Vestida para a ocasião com um terno de cetim roxo, combinado com brincos da mesma cor “para enviar uma mensagem feminista clara”, Coral soube aproveitar todas as oportunidades deste encontro “muito influente” – como ela lembra – para tornar sua luta visível e amplificá-la. Condenar ao Presidente francês a inacção das empresas digitais quando se trata de acabar com a violência contra as mulheres. Deixe claro ao Presidente francês que 70% dos casos reportados na Lei Olympia que não têm acesso à justiça se devem à inacção das empresas. “E é por isso que, mesmo que tivéssemos uma lei perfeita, se as empresas digitais não fossem obrigadas a fazer isso, e se não fizéssemos esforços extraterritoriais e geopolíticos, as mulheres nunca obteriam justiça!” ela afirma.
Depois, disse ela, ele respondeu que “é preciso haver cooperação internacional entre as redes sociais e as plataformas digitais. Macron chegou a dizer que deveríamos exigir do algoritmo. É exatamente isso que estamos fazendo no movimento Olympia, pedindo ao algoritmo para mudar o código!”, diz ela, ainda entusiasmada.
Estando tão próxima da maior autoridade da França, promotora da implementação de uma das leis mais feministas do México nas últimas décadas, contei-lhe um pouco da minha experiência. Ele admitiu que quando foi vítima de violência digital, “um dos países onde os seus vídeos mais apareceram foi a França. Como pude pensar que poderia estar diante do Presidente da França e dizer-lhe que os meus vídeos foram distribuídos no seu país e nada foi feito?” ele pergunta.

Naquela noite, depois de ouvi-la, Macron prometeu que “a França fará todo o possível para apresentar demandas geopolíticas internacionais. Expressei então meu desejo de ver essa coalizão com o México realmente acontecer por uma política externa feminista. Também agradeci a ele por estar do lado certo da história”, diz a ativista Olympia Coral: filha de Josephine, neta de Teresa, bisneta de Olympia, tataraneta de Leonila e Panfila, irmã de Abigail; sobrevivente da violência digital. Como ele se apresentou ao presidente assim que o conheceu.

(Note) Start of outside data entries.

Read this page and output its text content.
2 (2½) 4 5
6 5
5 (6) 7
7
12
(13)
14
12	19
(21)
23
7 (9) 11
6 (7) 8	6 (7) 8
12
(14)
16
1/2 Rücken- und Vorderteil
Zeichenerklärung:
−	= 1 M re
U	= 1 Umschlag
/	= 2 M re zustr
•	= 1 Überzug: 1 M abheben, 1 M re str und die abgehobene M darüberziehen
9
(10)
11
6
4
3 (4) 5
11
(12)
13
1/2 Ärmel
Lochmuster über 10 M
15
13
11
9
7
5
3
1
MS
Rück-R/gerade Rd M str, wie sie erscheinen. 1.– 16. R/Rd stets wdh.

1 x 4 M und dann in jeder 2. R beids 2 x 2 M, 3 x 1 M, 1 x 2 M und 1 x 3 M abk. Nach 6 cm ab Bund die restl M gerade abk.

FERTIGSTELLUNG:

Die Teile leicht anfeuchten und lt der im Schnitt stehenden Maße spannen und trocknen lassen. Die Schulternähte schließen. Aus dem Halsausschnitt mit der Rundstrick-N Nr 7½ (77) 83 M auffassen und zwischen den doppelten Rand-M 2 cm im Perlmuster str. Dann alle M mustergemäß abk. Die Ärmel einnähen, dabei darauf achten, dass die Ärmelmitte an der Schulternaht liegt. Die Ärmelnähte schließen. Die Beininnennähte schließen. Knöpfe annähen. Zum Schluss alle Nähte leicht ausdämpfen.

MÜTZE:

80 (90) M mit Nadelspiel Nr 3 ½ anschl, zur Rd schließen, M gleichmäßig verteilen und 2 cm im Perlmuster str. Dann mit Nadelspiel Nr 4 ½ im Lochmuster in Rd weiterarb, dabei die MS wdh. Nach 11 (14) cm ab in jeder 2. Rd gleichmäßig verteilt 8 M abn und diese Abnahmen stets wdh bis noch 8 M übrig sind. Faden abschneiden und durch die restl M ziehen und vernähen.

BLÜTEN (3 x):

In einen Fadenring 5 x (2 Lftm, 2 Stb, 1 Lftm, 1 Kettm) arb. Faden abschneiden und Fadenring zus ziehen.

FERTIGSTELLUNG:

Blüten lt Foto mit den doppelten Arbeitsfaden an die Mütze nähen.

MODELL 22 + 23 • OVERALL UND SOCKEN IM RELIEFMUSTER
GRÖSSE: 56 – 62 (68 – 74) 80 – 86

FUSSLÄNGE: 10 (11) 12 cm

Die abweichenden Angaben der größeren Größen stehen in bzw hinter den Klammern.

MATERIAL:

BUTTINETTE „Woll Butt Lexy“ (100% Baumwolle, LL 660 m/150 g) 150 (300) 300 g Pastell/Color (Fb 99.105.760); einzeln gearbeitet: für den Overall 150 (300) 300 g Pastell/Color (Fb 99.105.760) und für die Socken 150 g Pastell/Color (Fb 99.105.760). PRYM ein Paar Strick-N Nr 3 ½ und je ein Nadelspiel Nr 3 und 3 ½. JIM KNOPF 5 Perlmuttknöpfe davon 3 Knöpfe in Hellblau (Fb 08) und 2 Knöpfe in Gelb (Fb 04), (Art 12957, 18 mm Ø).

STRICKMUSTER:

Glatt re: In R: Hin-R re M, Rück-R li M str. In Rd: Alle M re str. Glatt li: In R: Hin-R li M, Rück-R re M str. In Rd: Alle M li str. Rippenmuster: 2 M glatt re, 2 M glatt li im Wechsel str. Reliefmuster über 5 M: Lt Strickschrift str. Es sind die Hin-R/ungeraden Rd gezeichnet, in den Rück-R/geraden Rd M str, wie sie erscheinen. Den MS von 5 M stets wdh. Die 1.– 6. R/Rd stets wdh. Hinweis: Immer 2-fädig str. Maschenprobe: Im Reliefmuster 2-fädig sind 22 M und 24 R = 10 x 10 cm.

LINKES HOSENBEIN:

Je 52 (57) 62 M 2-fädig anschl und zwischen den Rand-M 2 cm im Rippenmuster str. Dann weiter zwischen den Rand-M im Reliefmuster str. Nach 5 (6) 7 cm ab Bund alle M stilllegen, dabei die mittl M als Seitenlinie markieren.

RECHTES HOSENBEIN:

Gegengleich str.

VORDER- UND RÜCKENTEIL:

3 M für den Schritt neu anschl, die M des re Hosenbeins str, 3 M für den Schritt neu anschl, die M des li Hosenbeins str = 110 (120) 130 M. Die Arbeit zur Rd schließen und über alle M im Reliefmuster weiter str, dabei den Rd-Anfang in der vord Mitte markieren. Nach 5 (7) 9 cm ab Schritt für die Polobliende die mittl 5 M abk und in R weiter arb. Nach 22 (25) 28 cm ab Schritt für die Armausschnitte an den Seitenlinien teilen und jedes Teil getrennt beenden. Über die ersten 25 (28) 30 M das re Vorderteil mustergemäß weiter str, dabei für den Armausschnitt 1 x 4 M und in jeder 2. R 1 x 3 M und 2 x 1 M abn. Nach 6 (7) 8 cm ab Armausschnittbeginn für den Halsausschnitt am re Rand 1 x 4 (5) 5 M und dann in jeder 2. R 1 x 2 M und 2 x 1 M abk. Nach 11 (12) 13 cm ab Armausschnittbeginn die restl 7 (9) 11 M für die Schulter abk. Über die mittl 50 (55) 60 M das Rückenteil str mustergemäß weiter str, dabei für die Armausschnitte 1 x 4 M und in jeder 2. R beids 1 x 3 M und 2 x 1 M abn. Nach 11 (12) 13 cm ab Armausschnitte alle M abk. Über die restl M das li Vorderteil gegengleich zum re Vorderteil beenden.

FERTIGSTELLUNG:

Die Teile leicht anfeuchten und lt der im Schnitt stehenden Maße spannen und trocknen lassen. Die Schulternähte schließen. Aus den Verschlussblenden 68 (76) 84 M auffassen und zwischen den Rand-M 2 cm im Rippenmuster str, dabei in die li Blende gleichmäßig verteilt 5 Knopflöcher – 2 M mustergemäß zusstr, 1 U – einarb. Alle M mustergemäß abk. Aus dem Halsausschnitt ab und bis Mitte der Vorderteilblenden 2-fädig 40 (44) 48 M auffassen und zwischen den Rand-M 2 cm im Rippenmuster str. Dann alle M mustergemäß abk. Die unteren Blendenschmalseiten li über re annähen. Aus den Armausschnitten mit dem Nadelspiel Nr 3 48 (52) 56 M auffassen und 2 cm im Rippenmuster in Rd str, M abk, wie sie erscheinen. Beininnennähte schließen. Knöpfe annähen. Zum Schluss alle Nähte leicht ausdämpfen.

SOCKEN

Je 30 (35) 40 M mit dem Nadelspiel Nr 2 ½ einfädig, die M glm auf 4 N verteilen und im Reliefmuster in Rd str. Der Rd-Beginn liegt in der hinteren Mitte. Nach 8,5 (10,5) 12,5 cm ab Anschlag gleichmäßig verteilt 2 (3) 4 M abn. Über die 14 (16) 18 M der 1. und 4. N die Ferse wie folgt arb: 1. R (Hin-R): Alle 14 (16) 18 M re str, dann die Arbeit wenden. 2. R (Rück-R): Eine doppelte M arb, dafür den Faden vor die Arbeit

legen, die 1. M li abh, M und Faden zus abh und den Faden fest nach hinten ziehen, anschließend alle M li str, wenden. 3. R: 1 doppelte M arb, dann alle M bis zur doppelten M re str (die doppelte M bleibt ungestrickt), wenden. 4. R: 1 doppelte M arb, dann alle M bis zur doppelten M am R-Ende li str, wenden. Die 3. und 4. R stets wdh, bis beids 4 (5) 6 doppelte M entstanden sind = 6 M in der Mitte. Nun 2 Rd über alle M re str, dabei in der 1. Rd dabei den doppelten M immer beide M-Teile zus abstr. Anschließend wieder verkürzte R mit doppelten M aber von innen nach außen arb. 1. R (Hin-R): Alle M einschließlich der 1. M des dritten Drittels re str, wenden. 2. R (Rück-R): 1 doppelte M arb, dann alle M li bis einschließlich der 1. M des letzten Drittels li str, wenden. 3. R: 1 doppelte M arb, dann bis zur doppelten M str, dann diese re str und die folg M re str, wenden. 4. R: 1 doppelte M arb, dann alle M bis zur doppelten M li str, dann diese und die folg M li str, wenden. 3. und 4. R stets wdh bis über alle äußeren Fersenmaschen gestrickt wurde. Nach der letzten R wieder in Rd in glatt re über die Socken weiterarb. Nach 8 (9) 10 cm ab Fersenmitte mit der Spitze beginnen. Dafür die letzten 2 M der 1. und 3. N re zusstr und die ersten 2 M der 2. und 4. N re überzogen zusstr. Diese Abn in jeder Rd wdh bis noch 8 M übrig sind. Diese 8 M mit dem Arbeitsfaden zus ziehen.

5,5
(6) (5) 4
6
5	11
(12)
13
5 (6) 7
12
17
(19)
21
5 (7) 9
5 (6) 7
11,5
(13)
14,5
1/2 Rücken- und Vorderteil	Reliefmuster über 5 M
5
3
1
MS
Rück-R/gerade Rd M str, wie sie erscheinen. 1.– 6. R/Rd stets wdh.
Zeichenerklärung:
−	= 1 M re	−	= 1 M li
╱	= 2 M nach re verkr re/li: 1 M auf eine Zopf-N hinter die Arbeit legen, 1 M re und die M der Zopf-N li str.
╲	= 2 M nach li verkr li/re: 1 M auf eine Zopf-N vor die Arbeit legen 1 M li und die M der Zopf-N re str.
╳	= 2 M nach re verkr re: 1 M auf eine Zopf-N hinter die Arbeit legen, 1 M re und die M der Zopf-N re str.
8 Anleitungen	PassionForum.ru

Terminada a reunião diplomática, Coral, corajosa e determinada, aproveitou a última oportunidade e apresentou dois lenços roxos, que obrigou Macron a posar para uma fotografia, que posteriormente publicou nas suas redes. Ele então pegou a mão do presidente e lhe deu uma frase com sua própria caligrafia, que ele traduziu para o celular durante o jantar. “Concordamos, o algoritmo patriarcal deve ser abolido”, dizia aquele pedaço de papel, que Macron leu com um sorriso conhecedor, dobrou lentamente e colocou no bolso.